妻曰く

プロジェクトマネージャーの妻による育児対応を巡る夫の記録

「育児神話」にとらわれない妻の思考パターン

目を合わせないと人の気持ちがわからない子になる?

「ミルクをあげるとき目をちゃんと合わさないと、 人の気持ちがわからない子になりますよ」 。息子が生まれて1週間ほどしか経っていないころ、妻は小児科医からこう言われたそうだ。

f:id:tnkdad:20190418003203p:plain帝王切開直後で家族の手助けも全くなかったため、産後ケアを受けていたときだった。ヘトヘトになって自分のご飯を食べていた。

妻は「そもそも目がまだ開いていないし、視力もついていない赤ちゃんと目を合わせるってどういうこと?」「赤ちゃんは顔の向きくらいは把握できるってこと?」と疑問を抱いたそうだ。

確かに夫からみても、言われてみればどういうことなのかわからない。考え始めるといろいろ疑問はでてくる。ミルクをあげながら目を合わせるのが、どういうプロセス、論理で人の気持ちがわかるようになるのに役立つのだろうか。もっと突き詰めると、人の気持ちを推察したり、人をよく観察できるというならまだしも「気持ちをわかる」なんてことがあるのだろうか。

「育児神話」があふれている

妻は疑問が心に引っかかったまま、ほどなくして出産した病院の小児科医に「ミルクをあげるとき目をちゃんと合わさないと、 人の気持ちがわからない子になる」と言われことを伝えた。そこでは「そうは言っても、この月齢の赤ちゃんは一般的にまだ目があまり見えていないので、 目を合わせること自体が難しいかもしれません」とあっさりと言われたのだという。かかりつけの産婦人科医は「いまだにそういうこという医者がいるのか」という反応だったそうだ。

妻曰く「根拠がよくわからない『育児神話』とでも言える話を頻繁に聞く」。夫である自分からみても確かにそう感じる。よくあるのは「お腹を痛めて産むから愛情が生まれる」「小さいのに保育園に預けるのはよくない」などだ。

余裕をなくしては元も子もない

息子を授かってから、育児にまつわる様々なアドバイスや情報に触れることが格段に多くなった。育児という共通のテーマで、様々な考え方や実践例を知ることができるのはとても刺激になる。自分たちに無い視点を得て、子育ての方法の幅を広げることもある。

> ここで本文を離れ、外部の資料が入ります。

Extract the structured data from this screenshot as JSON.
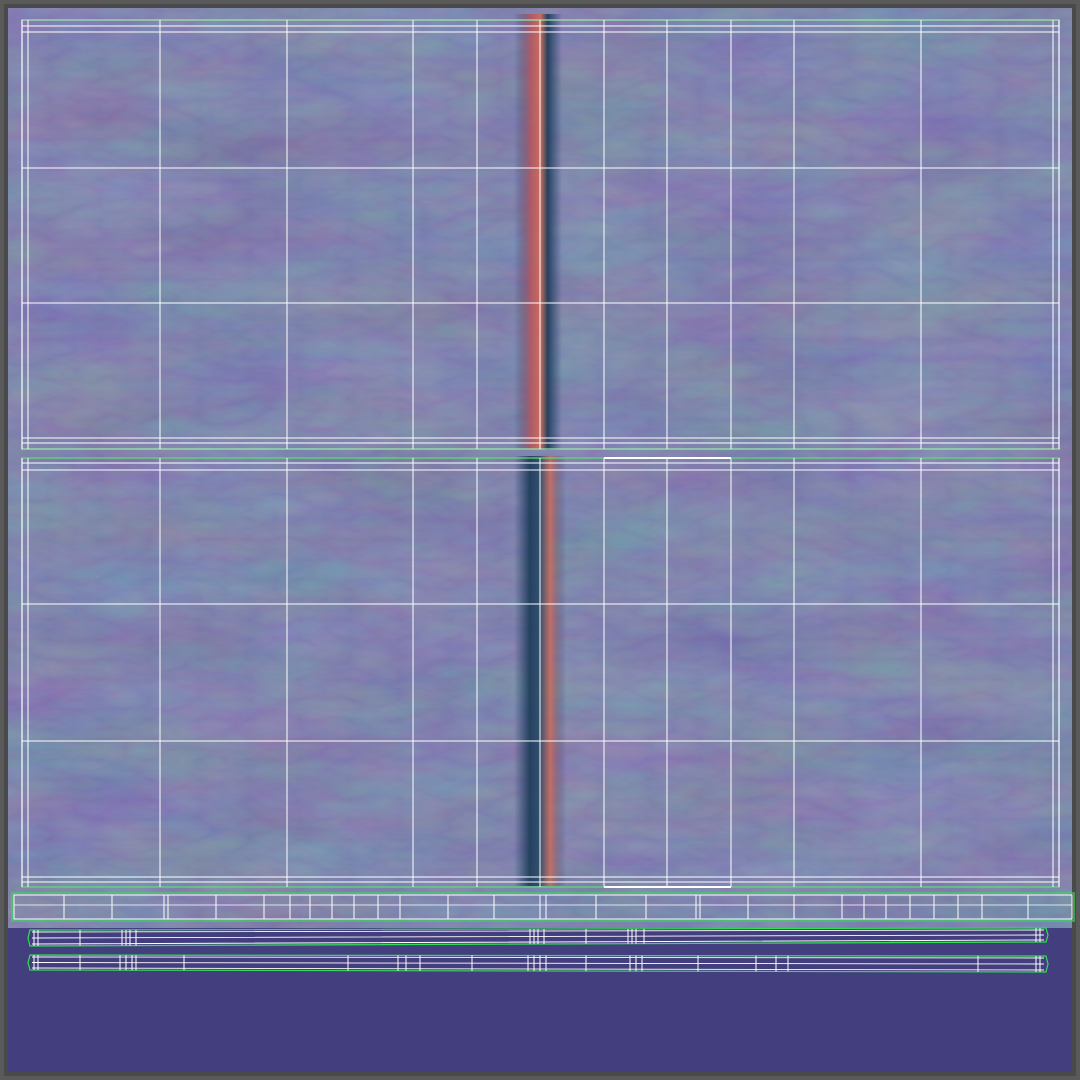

一方で育児は「子どもがちゃんと育つようにするには・・・」という「べき論」が主張されがちだとも感じる。そしてその中には一見もっともらしいが客観性がなく、真偽が怪しい「育児神話」とも呼ぶべき情報に接することが少なからずある。息子のためにできることはしたいとの気持ちの一方で、そういう情報に惑わされて「こうしなきゃいけないのだろうか」などと義務感を感じすぎたり、余裕をなくしては元も子もない。

我が家ではジーナ式を取り入れたが、深夜授乳のときは目を合わさないようにとの説明がある。そもそも暗い中で授乳するように書かれている。息子は目を合わすのを試してみると、確かに興奮してしまうのか、はしゃぐ傾向があるようで、目を合わさないようにした。これも人の気持ちがわかるかどうかで考えると良くないとでもいうのだろうか。

目を合わせる意義も考えた

一方で妻は「目をみていたほうがいい場面もある」と話す。息子の目線で息子がなにに興味を持っているか目標物を知るときだ。例えば食器をみていたら、次に食器をひっくり返す可能性がある。これから行動力がついてくると、危険から守るために視線を追う意義は高まるだろう。

視力が伴っていない時期に言われても…との思いは拭えないが、もしかすると最初の小児科医の発言はこういう背景もあるのかもしれない。しかしそれならば、息子が人の気持ちがわからなくなると感覚的に危機感を煽るような言い方ではなく、目線を見る意義を論理的に言ったほうが伝わるのではないか。この一件では妻の根拠や論理性をまずみようとする思考パターンをみて、いろいろ考えさせられた。